Wednesday, March 19, 2008

Gray Politics

I recently read an editorial by Maureen Dowd of the New York Times covering Sen. Barack Obama's recent speech on race addressing the controversial beliefs of his longtime pastor. The article clearly outlines the issue and political engineering surrounding it but the author manages to stay objective and leaves the reader with a rather ambiguous statement possibly affirming the speech as a welcome change to the racial firefight which has ensued since gaining the public spotlight. While making no argument for Obama or his critics, she lauds him for the eloquence and necessity of his words but also states the speech may not be enough to heal the wounds in his campaign caused by this scandal. Intelligently written with staunch references, this article provides neutral sentiment with accurate information in a concise manner which would naturally lead any reader to further research the topic and/or frequent the publication.

2 comments:

Anonymous said...

To be objective about a topic like this has to be very hard.

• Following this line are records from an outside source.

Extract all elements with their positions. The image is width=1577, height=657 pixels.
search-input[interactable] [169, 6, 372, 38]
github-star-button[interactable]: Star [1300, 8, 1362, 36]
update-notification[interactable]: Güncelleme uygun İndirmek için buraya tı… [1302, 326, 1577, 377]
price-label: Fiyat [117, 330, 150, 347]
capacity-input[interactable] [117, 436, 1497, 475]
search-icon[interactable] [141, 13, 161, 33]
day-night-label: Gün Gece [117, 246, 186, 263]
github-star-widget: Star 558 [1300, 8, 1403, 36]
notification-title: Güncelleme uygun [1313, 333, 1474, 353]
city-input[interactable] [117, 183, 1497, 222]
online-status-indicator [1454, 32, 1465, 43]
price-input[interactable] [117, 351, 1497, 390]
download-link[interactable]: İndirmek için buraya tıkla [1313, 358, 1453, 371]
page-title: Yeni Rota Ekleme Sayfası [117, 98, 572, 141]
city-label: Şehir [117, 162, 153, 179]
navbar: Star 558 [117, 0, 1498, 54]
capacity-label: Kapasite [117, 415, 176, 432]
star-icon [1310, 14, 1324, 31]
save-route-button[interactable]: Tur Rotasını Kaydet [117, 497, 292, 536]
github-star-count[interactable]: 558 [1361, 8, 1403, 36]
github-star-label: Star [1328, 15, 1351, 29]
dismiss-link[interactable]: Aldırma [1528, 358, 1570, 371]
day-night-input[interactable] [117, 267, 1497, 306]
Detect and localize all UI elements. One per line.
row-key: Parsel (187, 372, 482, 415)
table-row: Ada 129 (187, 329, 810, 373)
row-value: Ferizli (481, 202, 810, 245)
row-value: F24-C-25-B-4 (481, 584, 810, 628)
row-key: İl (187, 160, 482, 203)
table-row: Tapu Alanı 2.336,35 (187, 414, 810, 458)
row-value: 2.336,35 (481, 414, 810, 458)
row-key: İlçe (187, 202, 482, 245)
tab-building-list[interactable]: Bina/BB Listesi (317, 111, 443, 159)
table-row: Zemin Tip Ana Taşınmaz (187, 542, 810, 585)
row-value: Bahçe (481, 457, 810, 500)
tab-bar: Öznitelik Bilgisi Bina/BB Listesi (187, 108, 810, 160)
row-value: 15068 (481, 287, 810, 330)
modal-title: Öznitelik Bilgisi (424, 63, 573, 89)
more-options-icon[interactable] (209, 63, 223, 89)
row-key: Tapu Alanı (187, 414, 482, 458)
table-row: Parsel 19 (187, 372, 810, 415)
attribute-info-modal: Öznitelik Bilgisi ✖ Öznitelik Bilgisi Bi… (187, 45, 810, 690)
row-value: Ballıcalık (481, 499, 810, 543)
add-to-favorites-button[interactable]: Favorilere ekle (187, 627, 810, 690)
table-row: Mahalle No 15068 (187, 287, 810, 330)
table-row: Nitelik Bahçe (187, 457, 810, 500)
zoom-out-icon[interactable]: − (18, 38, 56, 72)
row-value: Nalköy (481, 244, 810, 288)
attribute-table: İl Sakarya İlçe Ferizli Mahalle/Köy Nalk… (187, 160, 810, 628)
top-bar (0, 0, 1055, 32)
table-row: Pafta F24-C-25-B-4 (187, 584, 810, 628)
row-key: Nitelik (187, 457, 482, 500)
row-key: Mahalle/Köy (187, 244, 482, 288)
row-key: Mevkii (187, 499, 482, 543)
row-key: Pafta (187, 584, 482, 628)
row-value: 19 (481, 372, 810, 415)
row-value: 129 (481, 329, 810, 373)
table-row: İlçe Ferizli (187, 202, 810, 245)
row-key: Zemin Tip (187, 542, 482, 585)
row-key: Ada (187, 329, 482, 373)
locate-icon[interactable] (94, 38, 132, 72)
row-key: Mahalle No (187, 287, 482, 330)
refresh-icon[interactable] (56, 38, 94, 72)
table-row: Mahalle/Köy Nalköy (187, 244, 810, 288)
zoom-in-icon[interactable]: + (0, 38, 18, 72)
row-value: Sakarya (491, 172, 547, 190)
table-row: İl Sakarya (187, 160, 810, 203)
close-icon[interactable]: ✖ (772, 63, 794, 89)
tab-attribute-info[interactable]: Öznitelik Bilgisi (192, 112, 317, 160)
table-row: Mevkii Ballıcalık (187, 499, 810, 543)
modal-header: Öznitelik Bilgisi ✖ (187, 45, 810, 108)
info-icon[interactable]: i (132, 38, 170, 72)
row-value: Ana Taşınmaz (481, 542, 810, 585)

It is good there were a lot of references used and obvious research done; that definitely makes the argument appear less biased. However, the sources of the information used should be well documented and reliable. This is a hot topic right now and most of the articles I have read about the pastor's comments and Obama's reactions have been very biased; it is good to hear of an article that isn't!

michael grabert said...

This is one of the first articles I have read that was not extremely biased about this topic. I think that the author did a great job keeping an extreme bias out of the article. By doing this the author made the article very easy to read. I thought this article was well researched and very credible.